Era muito mais velho do que eu pensara, mas também muito mais vigoroso. Impossível definir sua idade; ele poderia ter 40 ou 70 anos. Aparentava ser extremamente forte, nem magro nem corpulento. Era moreno e parecia indiano. Tinha o nariz proeminente, a boca bem delineada, o queixo quadrado e olhos negros cintilantes, com a mesma expressão intensa que eu vira na caverna. Todos esses traços eram acentuados por cabelos brancos curtos, cheios e brilhantes. O impressionante em seus cabelos era que não o envelheciam, como acontece em geral com cabelos brancos. Lembrei-me de como meu pai envelheceu quando seus cabelos ficaram prateados e de como ele os disfarçava com tinturas e chapéus; tudo inútil, pois a velhice estava em seu rosto, em suas mãos, em todo seu corpo.
— Taisha, quero apresentá-la ao Sr. John Michael Abelar — disse Clara.
O homem pôs-se de pé educadamente e estendeu a mão.
— Muito prazer em conhecê-la, Taisha — falou em inglês perfeito, dando um forte aperto em minha mão.
Eu queria perguntar o que ele estava fazendo ali e como mudara de roupa tão rápido, e se ele realmente estivera na caverna ou não. Uma dúzia de outras perguntas atravessou meu pensamento, mas estava chocada e intimidada demais para externar qualquer uma delas. Fingi estar calma e nem um pouco abalada como realmente eu estava. Fiz um comentário sobre seu inglês perfeito e com a clareza com que ele se expressara ao falar comigo na caverna.
— Bondade sua — falou ele com um sorriso afável. — Mas eu tinha que falar bem inglês. Sou um índio yaqui. Nasci no Arizona.
— Mora no México, Sr. Abelar? — perguntei, desajeitada.
— Sim, moro nesta casa. Moro aqui com Clara.
Ele olhou para Clara de uma maneira que só poderia descrever como profundo afeto. Eu não sabia o que dizer. Sentia-me acanhada, inibida, por alguma razão desconhecida.
— Nós não somos marido e mulher — disse Clara, como se quisesse colocar-me à vontade, e os dois começaram a rir.
Ao invés de amenizar a situação, os risos deixaram-me ainda mais constrangida. Então, para minha consternação, reconheci a emoção que eu estava sentindo: era puro ciúme. Tomada de inexplicável impulso possessivo, senti que ele me pertencia. Tentei ocultar meu constrangimento, fazendo rapidamente algumas perguntas superficiais.
— Mora no México há muito tempo?
— Sim — disse ele.
— Está pensando em voltar para os Estados Unidos?
Ele me olhou fixamente, com seus olhos intensos, em seguida sorriu e disse, encantador:
— Esses detalhes não são importantes, Taisha. Por que você não me faz perguntas a respeito do tema que discutimos na caverna? Algo não ficou claro?

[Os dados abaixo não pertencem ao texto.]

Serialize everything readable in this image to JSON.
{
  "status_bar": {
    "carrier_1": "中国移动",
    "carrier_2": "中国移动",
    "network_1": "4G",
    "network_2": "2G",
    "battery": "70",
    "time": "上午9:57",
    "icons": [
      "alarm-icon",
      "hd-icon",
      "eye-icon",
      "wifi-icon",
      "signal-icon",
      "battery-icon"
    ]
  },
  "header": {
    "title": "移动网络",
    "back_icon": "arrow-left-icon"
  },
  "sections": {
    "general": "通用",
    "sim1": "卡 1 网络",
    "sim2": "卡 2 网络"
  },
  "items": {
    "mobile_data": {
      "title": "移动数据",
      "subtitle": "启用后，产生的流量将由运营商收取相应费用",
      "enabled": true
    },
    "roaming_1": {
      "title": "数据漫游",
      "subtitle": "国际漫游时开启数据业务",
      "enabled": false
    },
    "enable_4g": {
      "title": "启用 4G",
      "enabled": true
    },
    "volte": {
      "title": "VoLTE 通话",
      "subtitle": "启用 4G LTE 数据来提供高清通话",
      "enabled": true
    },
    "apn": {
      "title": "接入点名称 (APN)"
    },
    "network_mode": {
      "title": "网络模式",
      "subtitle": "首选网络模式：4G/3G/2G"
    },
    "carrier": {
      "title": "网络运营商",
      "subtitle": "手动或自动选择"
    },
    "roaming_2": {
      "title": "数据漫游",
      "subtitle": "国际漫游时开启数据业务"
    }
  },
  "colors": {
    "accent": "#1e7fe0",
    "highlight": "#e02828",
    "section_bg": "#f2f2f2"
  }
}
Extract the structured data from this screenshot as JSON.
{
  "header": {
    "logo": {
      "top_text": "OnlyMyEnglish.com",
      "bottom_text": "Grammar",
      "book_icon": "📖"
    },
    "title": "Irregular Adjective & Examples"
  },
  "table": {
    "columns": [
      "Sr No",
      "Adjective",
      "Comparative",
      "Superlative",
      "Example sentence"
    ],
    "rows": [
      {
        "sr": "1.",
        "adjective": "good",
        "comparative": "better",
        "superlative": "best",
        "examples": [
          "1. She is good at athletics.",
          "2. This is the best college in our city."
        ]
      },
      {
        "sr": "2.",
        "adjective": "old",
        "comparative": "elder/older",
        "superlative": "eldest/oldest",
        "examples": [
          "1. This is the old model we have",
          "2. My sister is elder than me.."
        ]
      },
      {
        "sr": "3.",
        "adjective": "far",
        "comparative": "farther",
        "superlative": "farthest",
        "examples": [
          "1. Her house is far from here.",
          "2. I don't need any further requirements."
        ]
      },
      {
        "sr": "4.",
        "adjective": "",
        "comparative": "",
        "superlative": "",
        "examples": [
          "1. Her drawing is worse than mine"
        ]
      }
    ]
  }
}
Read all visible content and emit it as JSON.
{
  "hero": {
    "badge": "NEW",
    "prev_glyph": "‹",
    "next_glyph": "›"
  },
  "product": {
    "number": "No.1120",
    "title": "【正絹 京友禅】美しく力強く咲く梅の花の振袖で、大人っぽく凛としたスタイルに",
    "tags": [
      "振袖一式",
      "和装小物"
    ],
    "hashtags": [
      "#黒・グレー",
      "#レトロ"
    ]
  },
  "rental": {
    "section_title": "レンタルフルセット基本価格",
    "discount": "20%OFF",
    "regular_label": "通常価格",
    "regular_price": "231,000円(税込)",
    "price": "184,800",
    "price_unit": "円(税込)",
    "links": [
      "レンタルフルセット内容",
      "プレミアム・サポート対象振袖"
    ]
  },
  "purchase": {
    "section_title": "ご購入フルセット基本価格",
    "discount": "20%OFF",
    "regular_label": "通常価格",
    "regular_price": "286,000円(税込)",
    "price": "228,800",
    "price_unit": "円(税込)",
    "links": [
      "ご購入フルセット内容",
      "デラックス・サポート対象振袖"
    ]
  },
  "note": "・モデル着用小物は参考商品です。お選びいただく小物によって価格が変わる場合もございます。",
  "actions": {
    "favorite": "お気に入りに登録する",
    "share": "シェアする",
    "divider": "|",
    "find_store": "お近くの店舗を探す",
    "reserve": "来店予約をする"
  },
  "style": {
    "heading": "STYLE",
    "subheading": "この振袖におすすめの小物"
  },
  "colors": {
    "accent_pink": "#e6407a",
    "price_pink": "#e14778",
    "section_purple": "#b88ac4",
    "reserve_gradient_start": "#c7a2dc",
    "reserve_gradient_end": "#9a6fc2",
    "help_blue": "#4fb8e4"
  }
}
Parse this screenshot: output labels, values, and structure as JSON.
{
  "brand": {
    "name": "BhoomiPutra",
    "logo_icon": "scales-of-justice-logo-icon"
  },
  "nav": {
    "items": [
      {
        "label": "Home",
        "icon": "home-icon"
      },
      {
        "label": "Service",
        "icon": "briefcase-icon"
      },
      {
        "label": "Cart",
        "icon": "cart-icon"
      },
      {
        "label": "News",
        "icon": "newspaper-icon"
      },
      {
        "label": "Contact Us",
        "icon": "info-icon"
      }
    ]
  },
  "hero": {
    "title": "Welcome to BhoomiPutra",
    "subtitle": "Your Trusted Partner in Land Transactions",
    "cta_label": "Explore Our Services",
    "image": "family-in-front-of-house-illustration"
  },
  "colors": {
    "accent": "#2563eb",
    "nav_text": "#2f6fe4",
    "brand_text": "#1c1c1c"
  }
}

Seguindo a sugestão de Clara, nós nos sentamos; Clara e eu no sofá, e o Sr. Abelar na poltrona de orelhas. Perguntei se ele poderia falar mais um pouco sobre o duplo. O conceito interessava-me profundamente.
— Algumas pessoas são mestras do duplo—começou ele. — Podem não apenas concentrar sua percepção no duplo, mas também estimulá-lo a agir. A maioria das pessoas, contudo, mal tem consciência da existência do lado etérico.
— O que faz o duplo? — perguntei.
— Tudo que quisermos que faça; ele pode saltar sobre as árvores ou voar, ou tornar-se grande ou pequeno, ou assumir a forma de um animal. Pode tomar consciência dos pensamentos das pessoas, ou tornar-se um pensamento e percorrer num segundo as maiores distâncias.
— Ele pode inclusive agir como a própria pessoa — interpôs-se Clara, olhando diretamente para mim.—Se souber usá-lo, você poderá surgir diante de alguém e falar-lhe como se estivesse realmente presente.
O Sr. Abelar assentiu.
— Na caverna, você conseguiu perceber minha presença com seu duplo. E somente quando sua razão despertou é que você duvidou se a experiência tinha sido real.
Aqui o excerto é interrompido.